I have a data structure holding a graph like the one in the following picture:
In this tree, a node can have any number of unique children from the levels below it. In tree in the picture represents a set of paths. Where every path should begin with a node from Level 1, and ends with a node of "*" mark. So the paths of the tree in the picture are:
A then C then G
A then C then G then J
A then D then G
A then D then G the J
A then D then K, and so on...
Actually my original tree is huge (around 2 Million sequences) and the maximum number of nodes per level is 61 (of 11 levels). So it causes many memory consumption problems in my application (a computer vision application for SAMSUNG).
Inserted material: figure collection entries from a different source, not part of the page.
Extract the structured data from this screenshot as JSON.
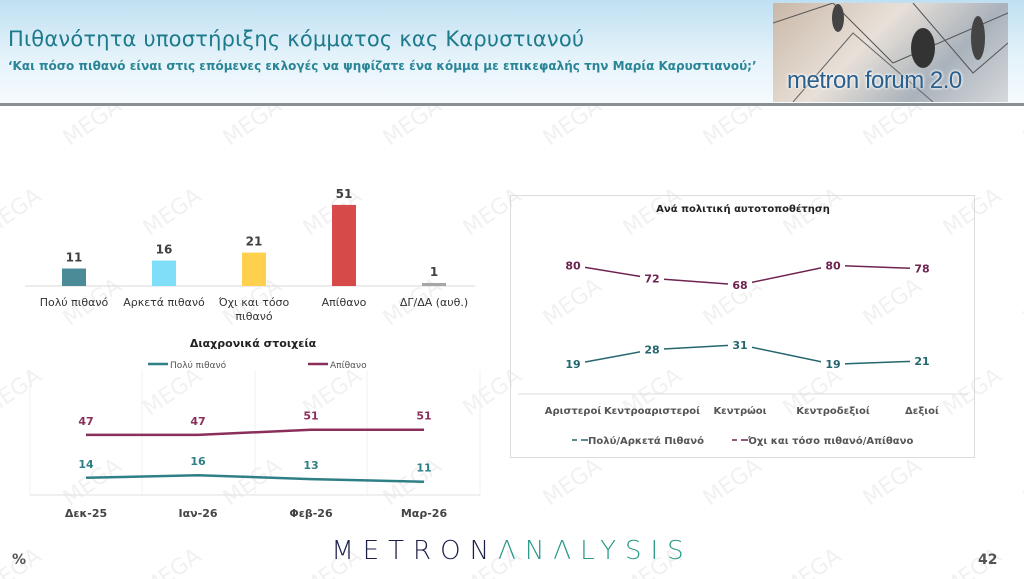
{
  "header": {
    "title": "Πιθανότητα υποστήριξης κόμματος κας Καρυστιανού",
    "subtitle": "‘Και πόσο πιθανό είναι στις επόμενες εκλογές να ψηφίζατε ένα κόμμα με επικεφαλής την Μαρία Καρυστιανού;’",
    "logo_text": "metron forum 2.0"
  },
  "footer": {
    "unit": "%",
    "brand_part1": "METRON",
    "brand_part2": "ΛNΛLYSIS",
    "page_number": "42"
  },
  "watermark": "MEGA",
  "chart_data": [
    {
      "type": "bar",
      "categories": [
        "Πολύ πιθανό",
        "Αρκετά πιθανό",
        "Όχι και τόσο πιθανό",
        "Απίθανο",
        "ΔΓ/ΔΑ (αυθ.)"
      ],
      "values": [
        11,
        16,
        21,
        51,
        1
      ],
      "colors": [
        "#4b8b98",
        "#7fdff8",
        "#ffd04d",
        "#d64a4a",
        "#a6a6a6"
      ]
    },
    {
      "type": "line",
      "title": "Διαχρονικά στοιχεία",
      "categories": [
        "Δεκ-25",
        "Ιαν-26",
        "Φεβ-26",
        "Μαρ-26"
      ],
      "series": [
        {
          "name": "Πολύ πιθανό",
          "values": [
            14,
            16,
            13,
            11
          ],
          "color": "#2f7f86"
        },
        {
          "name": "Απίθανο",
          "values": [
            47,
            47,
            51,
            51
          ],
          "color": "#8a2f5a"
        }
      ],
      "legend": "top"
    },
    {
      "type": "line",
      "title": "Ανά πολιτική αυτοτοποθέτηση",
      "categories": [
        "Αριστεροί",
        "Κεντροαριστεροί",
        "Κεντρώοι",
        "Κεντροδεξιοί",
        "Δεξιοί"
      ],
      "series": [
        {
          "name": "Πολύ/Αρκετά Πιθανό",
          "values": [
            19,
            28,
            31,
            19,
            21
          ],
          "color": "#24666e"
        },
        {
          "name": "Όχι και τόσο πιθανό/Απίθανο",
          "values": [
            80,
            72,
            68,
            80,
            78
          ],
          "color": "#6e2450"
        }
      ],
      "legend": "bottom"
    }
  ]
}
My target is to have an iterative algorithm that represents these paths in a more compact string format. So I think we the problem is divided into three steps as follows. I have built the tree data structure (step 2), but still can not derive an iterative algorithm that gets the output string/sequence in step 3 from the tree.
1- Input String:
(A C G) | (A C G J) | (A D G) | (A D G J ) | (A D K) | ....
,
Where "|" represents alternatives.
2- Building Tree Data Structure of These Paths.
3- Required Output String:
(A (C G [J]) | (D (G [J]) | K)) | (B ....)
.
Where where "|" represents alternatives and "[ ]" encloses options. The target output string should be optimized like there are not more common factors that can be taken to more simplify it.